Recently Merritt wrote an opinion article in USA Today saying Christians should show more compassion to gays. The SBC Ethics & Religious Liberty Commission responded with an e-mail to Baptist journalists citing criticism by the convention's "gender-issues specialist," Bob Stith. Stith said Merritt's article did a "disservice" to evangelicals who are "actively engaged in loving outreach to homosexuals," including the SBC's own Task Force on Ministry to Homosexuals, formed in 2001.

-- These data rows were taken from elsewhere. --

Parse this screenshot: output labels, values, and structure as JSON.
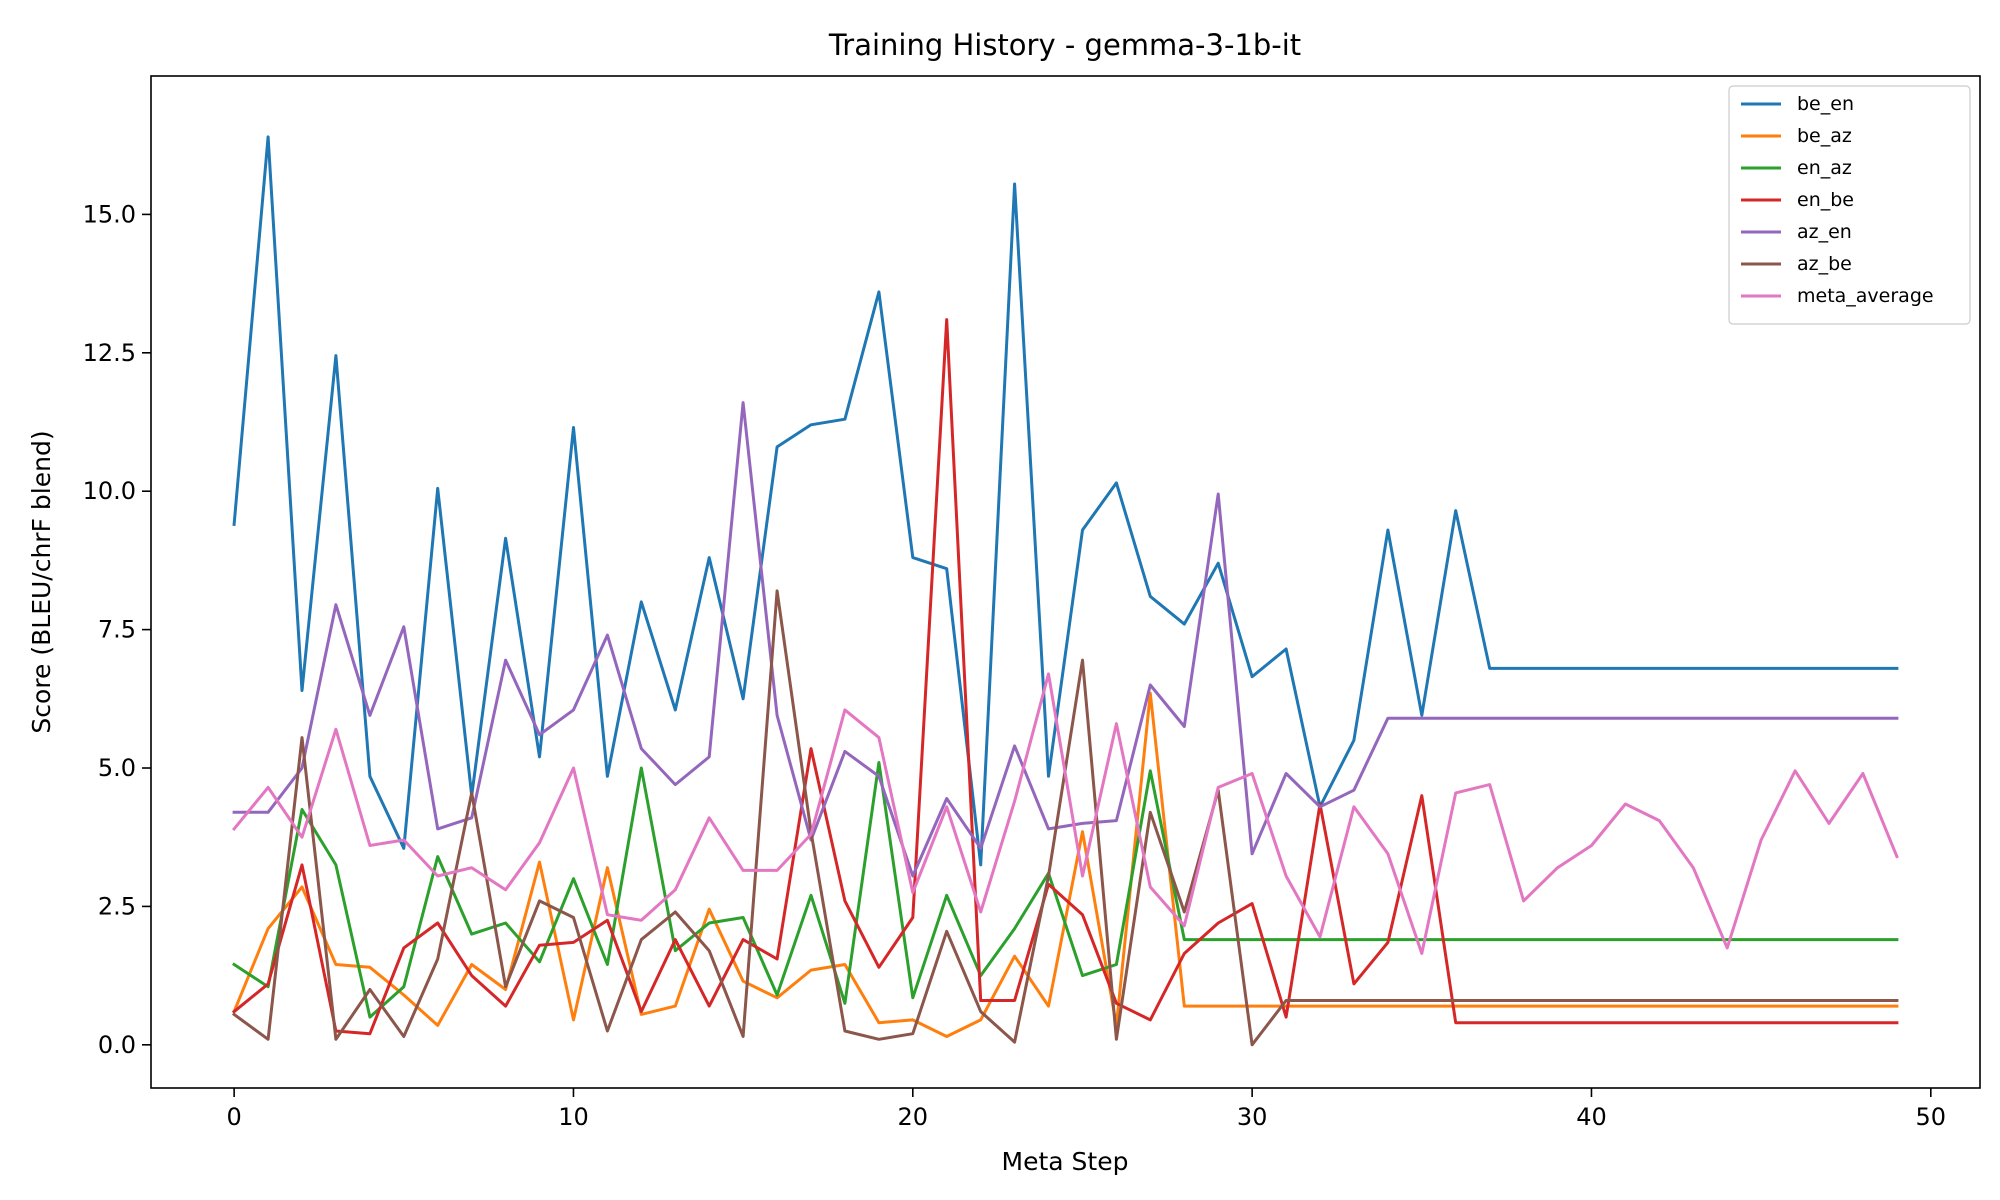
{
  "chart_data": {
    "type": "line",
    "title": "Training History - gemma-3-1b-it",
    "xlabel": "Meta Step",
    "ylabel": "Score (BLEU/chrF blend)",
    "xlim": [
      -2.45,
      51.45
    ],
    "ylim": [
      -0.78,
      17.5
    ],
    "xticks": [
      0,
      10,
      20,
      30,
      40,
      50
    ],
    "xtick_labels": [
      "0",
      "10",
      "20",
      "30",
      "40",
      "50"
    ],
    "yticks": [
      0.0,
      2.5,
      5.0,
      7.5,
      10.0,
      12.5,
      15.0
    ],
    "ytick_labels": [
      "0.0",
      "2.5",
      "5.0",
      "7.5",
      "10.0",
      "12.5",
      "15.0"
    ],
    "grid": false,
    "legend_position": "top-right",
    "series": [
      {
        "name": "be_en",
        "color": "#1f77b4",
        "values": [
          9.4,
          16.4,
          6.4,
          12.45,
          4.85,
          3.55,
          10.05,
          4.5,
          9.15,
          5.2,
          11.15,
          4.85,
          8.0,
          6.05,
          8.8,
          6.25,
          10.8,
          11.2,
          11.3,
          13.6,
          8.8,
          8.6,
          3.25,
          15.55,
          4.85,
          9.3,
          10.15,
          8.1,
          7.6,
          8.7,
          6.65,
          7.15,
          4.3,
          5.5,
          9.3,
          5.95,
          9.65,
          6.8,
          6.8,
          6.8,
          6.8,
          6.8,
          6.8,
          6.8,
          6.8,
          6.8,
          6.8,
          6.8,
          6.8,
          6.8
        ]
      },
      {
        "name": "be_az",
        "color": "#ff7f0e",
        "values": [
          0.6,
          2.1,
          2.85,
          1.45,
          1.4,
          0.9,
          0.35,
          1.45,
          1.0,
          3.3,
          0.45,
          3.2,
          0.55,
          0.7,
          2.45,
          1.15,
          0.85,
          1.35,
          1.45,
          0.4,
          0.45,
          0.15,
          0.45,
          1.6,
          0.7,
          3.85,
          0.35,
          6.35,
          0.7,
          0.7,
          0.7,
          0.7,
          0.7,
          0.7,
          0.7,
          0.7,
          0.7,
          0.7,
          0.7,
          0.7,
          0.7,
          0.7,
          0.7,
          0.7,
          0.7,
          0.7,
          0.7,
          0.7,
          0.7,
          0.7
        ]
      },
      {
        "name": "en_az",
        "color": "#2ca02c",
        "values": [
          1.45,
          1.05,
          4.25,
          3.25,
          0.5,
          1.05,
          3.4,
          2.0,
          2.2,
          1.5,
          3.0,
          1.45,
          5.0,
          1.7,
          2.2,
          2.3,
          0.9,
          2.7,
          0.75,
          5.1,
          0.85,
          2.7,
          1.25,
          2.1,
          3.1,
          1.25,
          1.45,
          4.95,
          1.9,
          1.9,
          1.9,
          1.9,
          1.9,
          1.9,
          1.9,
          1.9,
          1.9,
          1.9,
          1.9,
          1.9,
          1.9,
          1.9,
          1.9,
          1.9,
          1.9,
          1.9,
          1.9,
          1.9,
          1.9,
          1.9
        ]
      },
      {
        "name": "en_be",
        "color": "#d62728",
        "values": [
          0.6,
          1.1,
          3.25,
          0.25,
          0.2,
          1.75,
          2.2,
          1.25,
          0.7,
          1.8,
          1.85,
          2.25,
          0.6,
          1.9,
          0.7,
          1.9,
          1.55,
          5.35,
          2.6,
          1.4,
          2.3,
          13.1,
          0.8,
          0.8,
          2.9,
          2.35,
          0.75,
          0.45,
          1.65,
          2.2,
          2.55,
          0.5,
          4.35,
          1.1,
          1.85,
          4.5,
          0.4,
          0.4,
          0.4,
          0.4,
          0.4,
          0.4,
          0.4,
          0.4,
          0.4,
          0.4,
          0.4,
          0.4,
          0.4,
          0.4
        ]
      },
      {
        "name": "az_en",
        "color": "#9467bd",
        "values": [
          4.2,
          4.2,
          5.0,
          7.95,
          5.95,
          7.55,
          3.9,
          4.1,
          6.95,
          5.6,
          6.05,
          7.4,
          5.35,
          4.7,
          5.2,
          11.6,
          5.95,
          3.7,
          5.3,
          4.85,
          3.05,
          4.45,
          3.55,
          5.4,
          3.9,
          4.0,
          4.05,
          6.5,
          5.75,
          9.95,
          3.45,
          4.9,
          4.3,
          4.6,
          5.9,
          5.9,
          5.9,
          5.9,
          5.9,
          5.9,
          5.9,
          5.9,
          5.9,
          5.9,
          5.9,
          5.9,
          5.9,
          5.9,
          5.9,
          5.9
        ]
      },
      {
        "name": "az_be",
        "color": "#8c564b",
        "values": [
          0.55,
          0.1,
          5.55,
          0.1,
          1.0,
          0.15,
          1.55,
          4.55,
          1.05,
          2.6,
          2.3,
          0.25,
          1.9,
          2.4,
          1.7,
          0.15,
          8.2,
          3.85,
          0.25,
          0.1,
          0.2,
          2.05,
          0.6,
          0.05,
          3.05,
          6.95,
          0.1,
          4.2,
          2.4,
          4.6,
          0.0,
          0.8,
          0.8,
          0.8,
          0.8,
          0.8,
          0.8,
          0.8,
          0.8,
          0.8,
          0.8,
          0.8,
          0.8,
          0.8,
          0.8,
          0.8,
          0.8,
          0.8,
          0.8,
          0.8
        ]
      },
      {
        "name": "meta_average",
        "color": "#e377c2",
        "values": [
          3.9,
          4.65,
          3.75,
          5.7,
          3.6,
          3.7,
          3.05,
          3.2,
          2.8,
          3.65,
          5.0,
          2.35,
          2.25,
          2.8,
          4.1,
          3.15,
          3.15,
          3.8,
          6.05,
          5.55,
          2.75,
          4.3,
          2.4,
          4.4,
          6.7,
          3.05,
          5.8,
          2.85,
          2.15,
          4.65,
          4.9,
          3.05,
          1.95,
          4.3,
          3.45,
          1.65,
          4.55,
          4.7,
          2.6,
          3.2,
          3.6,
          4.35,
          4.05,
          3.2,
          1.75,
          3.7,
          4.95,
          4.0,
          4.9,
          3.4
        ]
      }
    ]
  }
}
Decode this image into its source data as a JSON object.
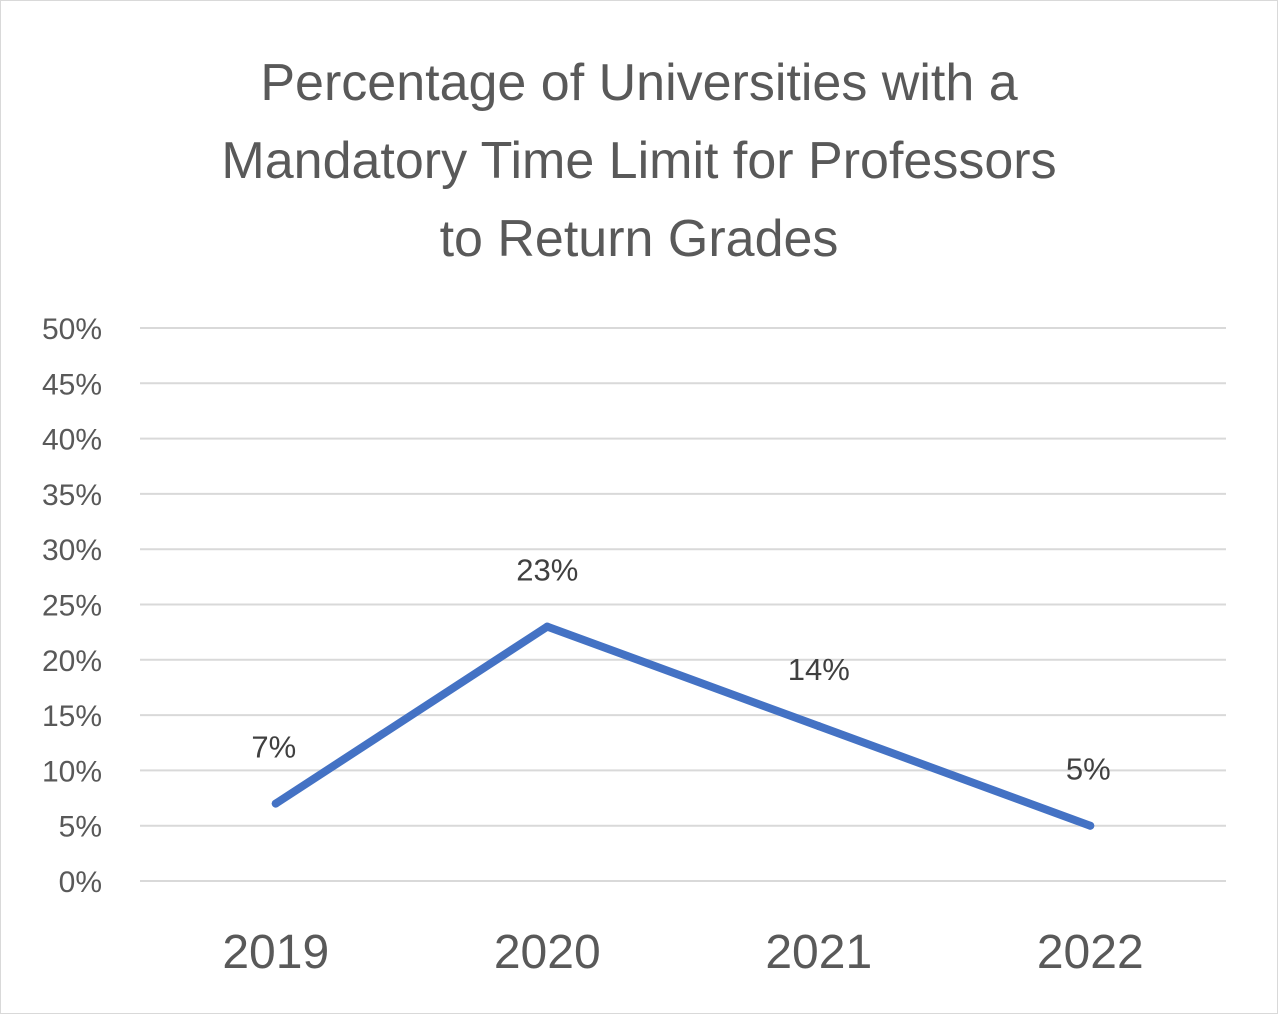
{
  "chart_data": {
    "type": "line",
    "title": "Percentage of Universities with a\nMandatory Time Limit for Professors\nto Return Grades",
    "categories": [
      "2019",
      "2020",
      "2021",
      "2022"
    ],
    "series": [
      {
        "values": [
          7,
          23,
          14,
          5
        ],
        "color": "#4472c4"
      }
    ],
    "data_labels": [
      "7%",
      "23%",
      "14%",
      "5%"
    ],
    "yticks": [
      0,
      5,
      10,
      15,
      20,
      25,
      30,
      35,
      40,
      45,
      50
    ],
    "ytick_labels": [
      "0%",
      "5%",
      "10%",
      "15%",
      "20%",
      "25%",
      "30%",
      "35%",
      "40%",
      "45%",
      "50%"
    ],
    "ylim": [
      0,
      50
    ],
    "grid": true,
    "legend": "none"
  }
}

Merritt told Associated Baptist Press he does not expect similar criticism for supporting the Two Futures initiative, because it is endorsed by prominent conservative voices including Prison Fellowship founder Charles Colson.

The Southern Baptist Convention adopted resolutions supporting multilateral nuclear disarmament in 1978, 1979, 1982 and 1983. 

The most recent Southern Baptist resolution mentioning nuclear weapons came in 2002. It urged national leaders to prevent terrorist-supporting nations from attaining weapons of mass destruction.

Merritt said he "would love to see" a new SBC resolution affirming those previous stands.

Wigg Stevenson, author of Brand Jesus: Christianity in a Consumerist Age and articles in magazines including Christianity Today, Relevant and Sojourners, unveiled the Two Futures Project at the Q conference, a gathering in Austin, Texas, of about 500 Christian leaders interested in engaging culture for common good.

Wigg Stevenson said he received "an astonishing amount of support" from across the theological and political spectrum. He said in the last few days he received invitations to speak in churches with combined memberships of more than 20,000 people.


–Bob Allen is senior writer for Associated Baptist Press.